Apesar de trazer à tona um momento político conturbado na história do Chile – o plebiscito que questionou a permanência do ditador Augusto Pinochet no poder, em 1988 –, o diretor Pablo Larraín assina um filme menos polêmico, sob o ponto de vista artístico, se comparado ao perturbador Tony Manero .



Em No , escolhido para abrir a Mostra, o público testemunha as estratégias de campanha, os bastidores do poder, as discussões internas e a tensão crescente – não só em relação ao resultado como ao risco vivenciado pelos opositores de Pinochet, a exemplo do publicitário René Saavedra (Gael García Bernal), vigiados de perto durante o processo. Larraín entrelaça questões amplas – a alienação do povo – e intimistas – a vida afetiva de Saavedra –, escorado em O Plebiscito , peça de Antônio Skármeta, autor mais conhecido por O Carteiro e o Poeta , que precisou sair do Chile na época do golpe militar, em 1973.





Entre o Amor e a Paixão



Não há nada de muito específico na história contada por Sarah Polley em Entre o Amor e a Paixão , centrada na desestabilização do casamento de Margot (Michelle Williams) e Lou (Seth Rogen) a partir do momento em que ela conhece o vizinho Daniel (Luke Kirby). A intensidade da nova atração faz com que determinadas ausências na relação conjugal se agigantem: Margot percebe que Lou não responde de maneira expressiva ao jogo de sedução dela. Ou talvez o marido, de perfil mais convencional, seja mais próximo do que demonstre.

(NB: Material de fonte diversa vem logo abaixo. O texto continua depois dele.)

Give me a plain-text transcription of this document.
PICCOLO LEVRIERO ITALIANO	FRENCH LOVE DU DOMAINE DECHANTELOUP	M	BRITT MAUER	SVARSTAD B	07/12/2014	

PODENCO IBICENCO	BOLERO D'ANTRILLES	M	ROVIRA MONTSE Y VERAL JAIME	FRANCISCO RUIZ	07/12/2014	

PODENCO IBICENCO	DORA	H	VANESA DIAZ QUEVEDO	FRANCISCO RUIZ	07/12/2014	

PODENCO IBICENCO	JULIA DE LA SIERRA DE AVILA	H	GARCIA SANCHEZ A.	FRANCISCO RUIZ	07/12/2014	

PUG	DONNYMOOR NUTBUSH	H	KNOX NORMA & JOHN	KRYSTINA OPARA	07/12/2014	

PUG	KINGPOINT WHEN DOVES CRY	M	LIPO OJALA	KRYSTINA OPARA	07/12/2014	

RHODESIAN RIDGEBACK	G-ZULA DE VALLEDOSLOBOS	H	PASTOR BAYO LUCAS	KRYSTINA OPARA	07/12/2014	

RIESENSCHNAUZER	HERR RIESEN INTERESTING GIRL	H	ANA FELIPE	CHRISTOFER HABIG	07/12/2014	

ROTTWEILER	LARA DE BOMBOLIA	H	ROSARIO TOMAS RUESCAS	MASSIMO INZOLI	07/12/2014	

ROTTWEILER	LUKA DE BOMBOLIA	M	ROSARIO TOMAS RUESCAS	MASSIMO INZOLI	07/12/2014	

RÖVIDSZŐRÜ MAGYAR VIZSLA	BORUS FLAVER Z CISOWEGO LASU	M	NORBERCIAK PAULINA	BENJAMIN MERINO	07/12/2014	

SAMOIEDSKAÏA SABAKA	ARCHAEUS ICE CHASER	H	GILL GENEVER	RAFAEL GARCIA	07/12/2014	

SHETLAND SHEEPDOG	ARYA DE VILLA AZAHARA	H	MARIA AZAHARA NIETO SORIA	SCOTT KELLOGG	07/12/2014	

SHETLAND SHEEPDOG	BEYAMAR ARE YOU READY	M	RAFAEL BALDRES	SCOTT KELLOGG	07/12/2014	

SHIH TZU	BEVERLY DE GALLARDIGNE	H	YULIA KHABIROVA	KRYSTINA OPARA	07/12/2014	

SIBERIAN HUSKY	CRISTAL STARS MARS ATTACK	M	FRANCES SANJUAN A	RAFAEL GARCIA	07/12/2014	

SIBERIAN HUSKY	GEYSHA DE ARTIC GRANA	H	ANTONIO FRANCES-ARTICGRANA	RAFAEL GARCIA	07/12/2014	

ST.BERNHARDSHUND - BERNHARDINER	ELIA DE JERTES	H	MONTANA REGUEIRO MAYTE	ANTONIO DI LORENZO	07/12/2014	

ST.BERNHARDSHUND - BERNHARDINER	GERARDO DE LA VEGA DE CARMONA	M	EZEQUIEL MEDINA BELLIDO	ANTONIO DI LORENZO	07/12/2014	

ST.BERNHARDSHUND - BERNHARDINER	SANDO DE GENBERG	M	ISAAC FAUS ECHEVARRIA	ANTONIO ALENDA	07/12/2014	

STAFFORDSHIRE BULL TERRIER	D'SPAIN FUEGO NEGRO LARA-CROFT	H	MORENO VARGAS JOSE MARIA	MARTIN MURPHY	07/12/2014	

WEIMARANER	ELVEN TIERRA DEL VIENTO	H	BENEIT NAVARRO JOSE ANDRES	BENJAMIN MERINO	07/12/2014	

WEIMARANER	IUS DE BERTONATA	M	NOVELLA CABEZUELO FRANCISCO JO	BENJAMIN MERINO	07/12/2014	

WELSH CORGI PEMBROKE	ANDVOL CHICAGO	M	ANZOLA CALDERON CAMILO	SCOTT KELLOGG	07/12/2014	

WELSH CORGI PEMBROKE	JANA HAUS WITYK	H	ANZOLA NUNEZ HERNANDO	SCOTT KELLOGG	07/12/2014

A diretora busca na delicadeza um diferencial ao abordar esse triângulo amoroso. Essa intenção é perceptível no emprego da trilha sonora e na tendência dos personagens ao sussurro. Mas Sarah Polley, que já voou mais alto em filmes como Longe Dela e, mais recentemente, Histórias que Contamos – Minha Família , não consegue muito mais do que se aproximar de um certo padrão de cinema feminino. Independentemente das restrições, o espectador tem que se esforçar bastante para acompanhar as legendas em português em várias cenas. Faltou cuidado na hora de estampar as legendas sobre imagens claras.